China: March trade data preview – ING

Tim Condon, Chief Economist at ING, suggests that the export growth deceleration in 1Q16 made China an underperformer, which undermines an argument the authorities have used against a CNY devaluation.

Key Quotes

“March trade data are due tomorrow. The 10.0% YoY consensus forecasts for export growth would make it the first positive print since June 2015. It’s not that growth is breaking to the upside but rather that exports were unusually weak in March 2015.

However, even if the consensus forecast materializes export growth will have slowed for a third time since 2015 in early 2016. From a steady 7.5% in 2012-14 it slowed to -0.5% in January-July 2015, then to -4.8% in August-December 2015 and, based on the consensus forecast, to -10.0% in January-March 2016.
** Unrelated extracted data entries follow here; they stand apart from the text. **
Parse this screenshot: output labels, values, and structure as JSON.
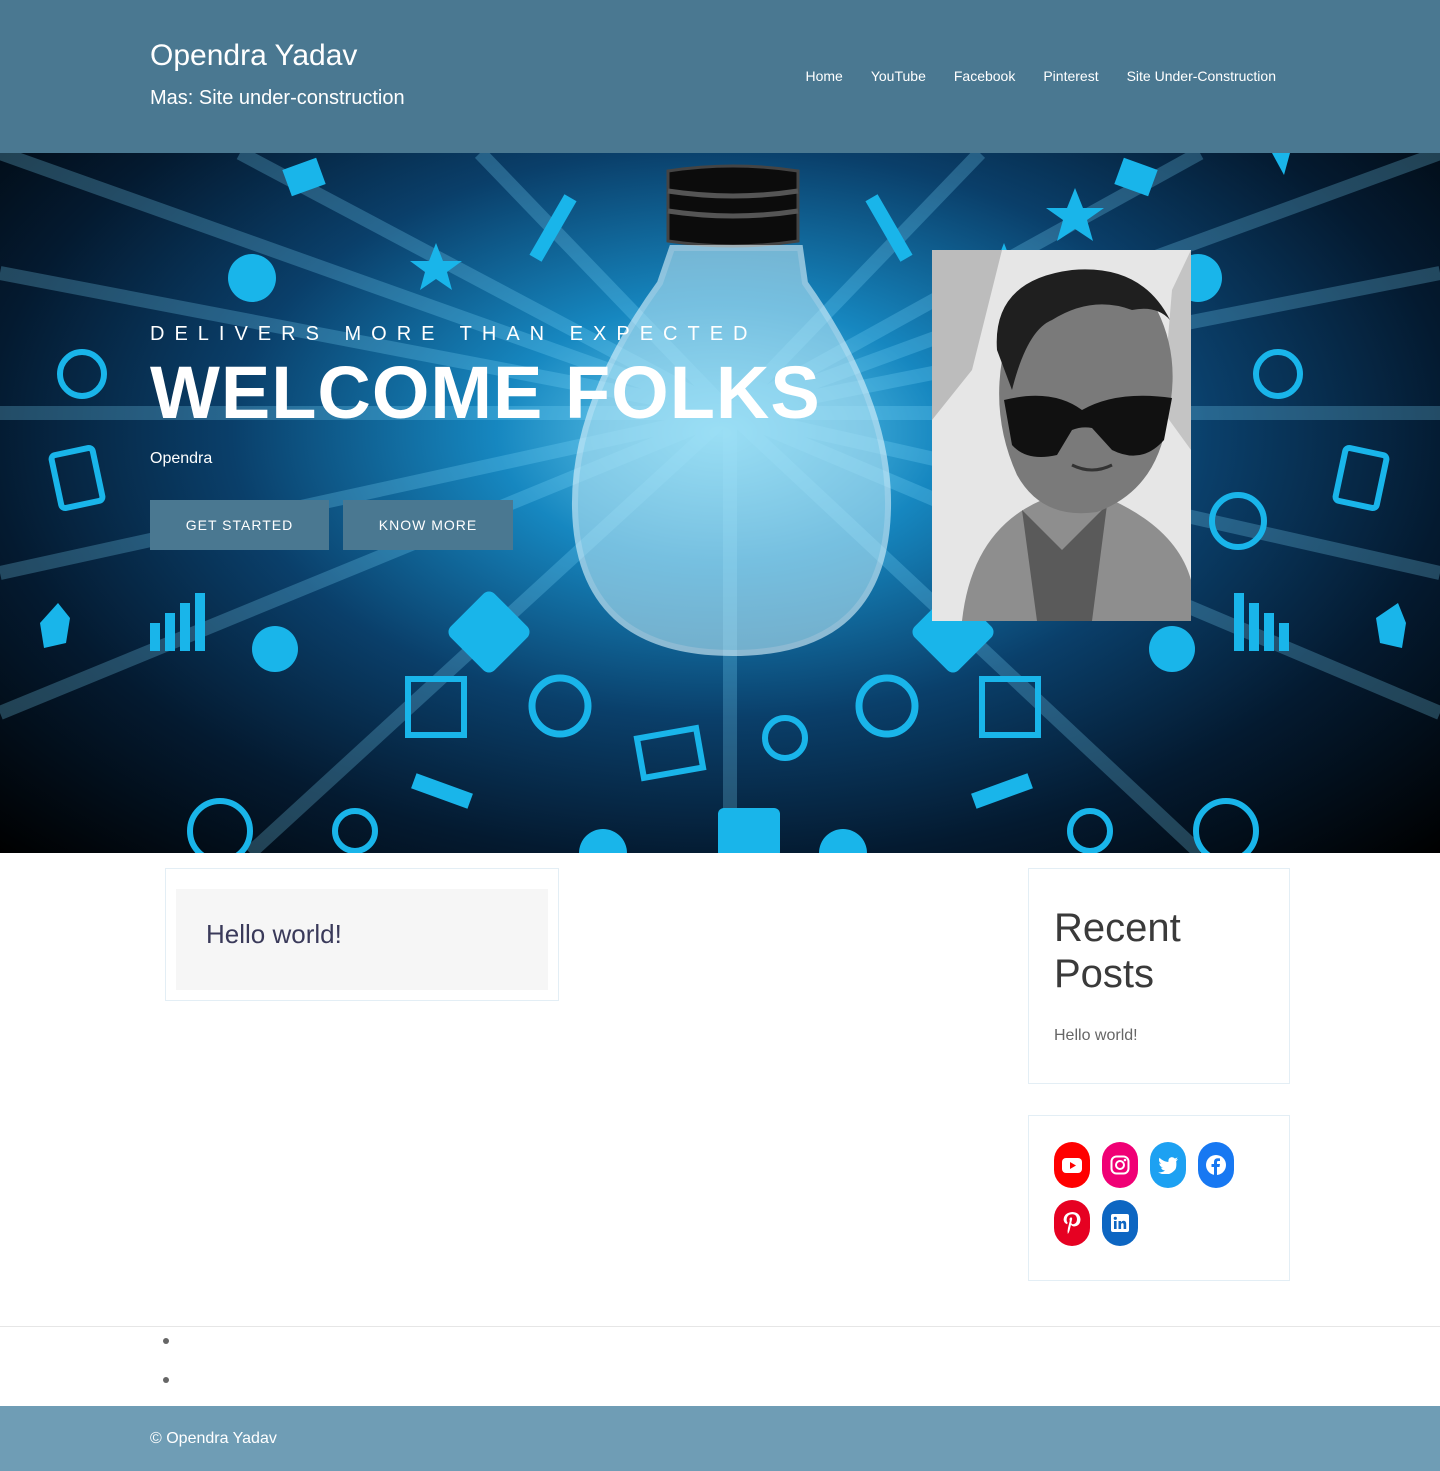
{
  "header": {
    "site_title": "Opendra Yadav",
    "tagline": "Mas: Site under-construction",
    "nav": [
      "Home",
      "YouTube",
      "Facebook",
      "Pinterest",
      "Site Under-Construction"
    ]
  },
  "hero": {
    "eyebrow": "DELIVERS MORE THAN EXPECTED",
    "title": "WELCOME FOLKS",
    "subtitle": "Opendra",
    "buttons": {
      "get_started": "GET STARTED",
      "know_more": "KNOW MORE"
    }
  },
  "posts": [
    {
      "title": "Hello world!"
    }
  ],
  "sidebar": {
    "recent_posts": {
      "heading": "Recent Posts",
      "items": [
        "Hello world!"
      ]
    },
    "social": [
      {
        "name": "youtube-icon",
        "color": "#ff0000"
      },
      {
        "name": "instagram-icon",
        "color": "#f00075"
      },
      {
        "name": "twitter-icon",
        "color": "#1da1f2"
      },
      {
        "name": "facebook-icon",
        "color": "#1778f2"
      },
      {
        "name": "pinterest-icon",
        "color": "#e60122"
      },
      {
        "name": "linkedin-icon",
        "color": "#0d66c2"
      }
    ]
  },
  "footer": {
    "copyright": "© Opendra Yadav"
  },
  "colors": {
    "header_bg": "#4a7891",
    "footer_bg": "#6f9db5",
    "hero_icon": "#19b5ea"
  }
}
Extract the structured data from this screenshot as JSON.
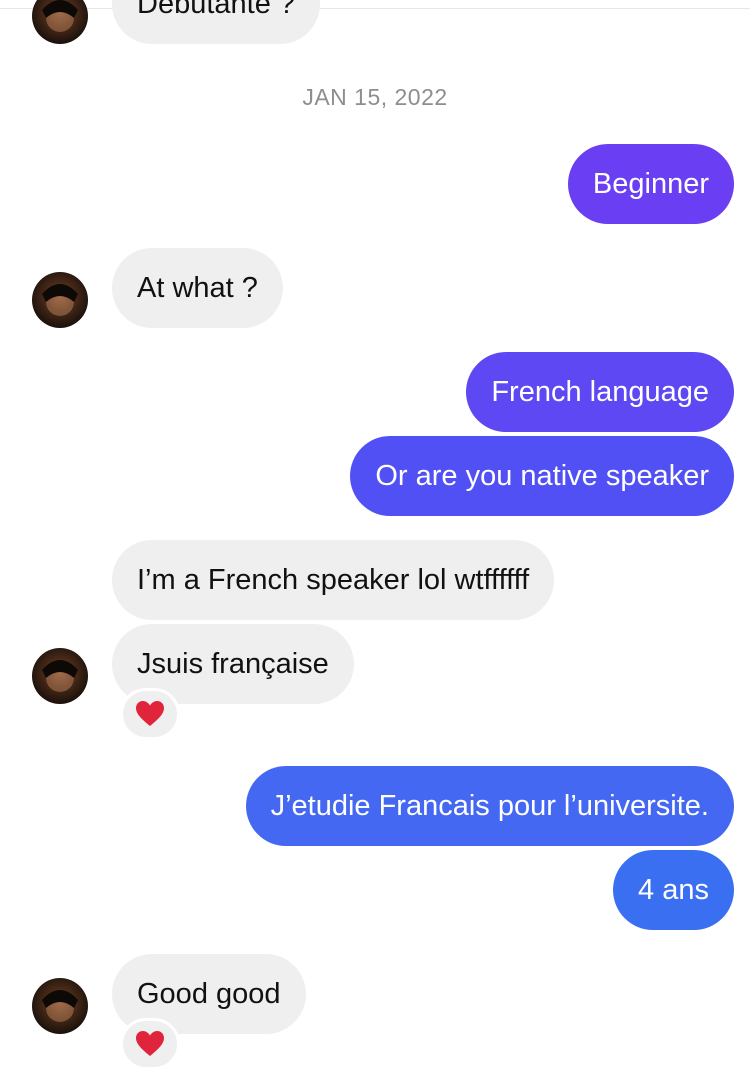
{
  "date_separator": "JAN 15, 2022",
  "messages": [
    {
      "from": "them",
      "text": "Débutante ?"
    },
    {
      "from": "me",
      "text": "Beginner"
    },
    {
      "from": "them",
      "text": "At what ?"
    },
    {
      "from": "me",
      "text": "French language"
    },
    {
      "from": "me",
      "text": "Or are you native speaker"
    },
    {
      "from": "them",
      "text": "I’m a French speaker lol wtffffff"
    },
    {
      "from": "them",
      "text": "Jsuis française",
      "reaction": "heart-emoji"
    },
    {
      "from": "me",
      "text": "J’etudie Francais pour l’universite."
    },
    {
      "from": "me",
      "text": "4 ans"
    },
    {
      "from": "them",
      "text": "Good good",
      "reaction": "heart-emoji"
    }
  ],
  "colors": {
    "incoming_bubble": "#efefef",
    "outgoing_gradient": [
      "#6a3ff3",
      "#3b6ff2"
    ],
    "date_text": "#8e8e8e",
    "reaction_heart": "#e0243b"
  },
  "icons": {
    "avatar": "profile-avatar",
    "reaction": "heart-emoji"
  }
}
The third step down in export growth is unusual to China; there wasn’t one in Korea or Taiwan. Based on the consensus forecast China’s USD value exports in March would be 19% below their 2014 average vs. 10% for Korea’s and 13% for Taiwan’s. The pronounced export weakness underscores that domestic spending is behind the 6.7% GDP growth the consensus is forecasting for 1Q16 (data due Friday).

China’s export growth was in line with that of its neighbours in 1Q16. However, the growth deceleration in 1Q16 made it an underperformer, which undermines an argument the authorities have used against a CNY devaluation.”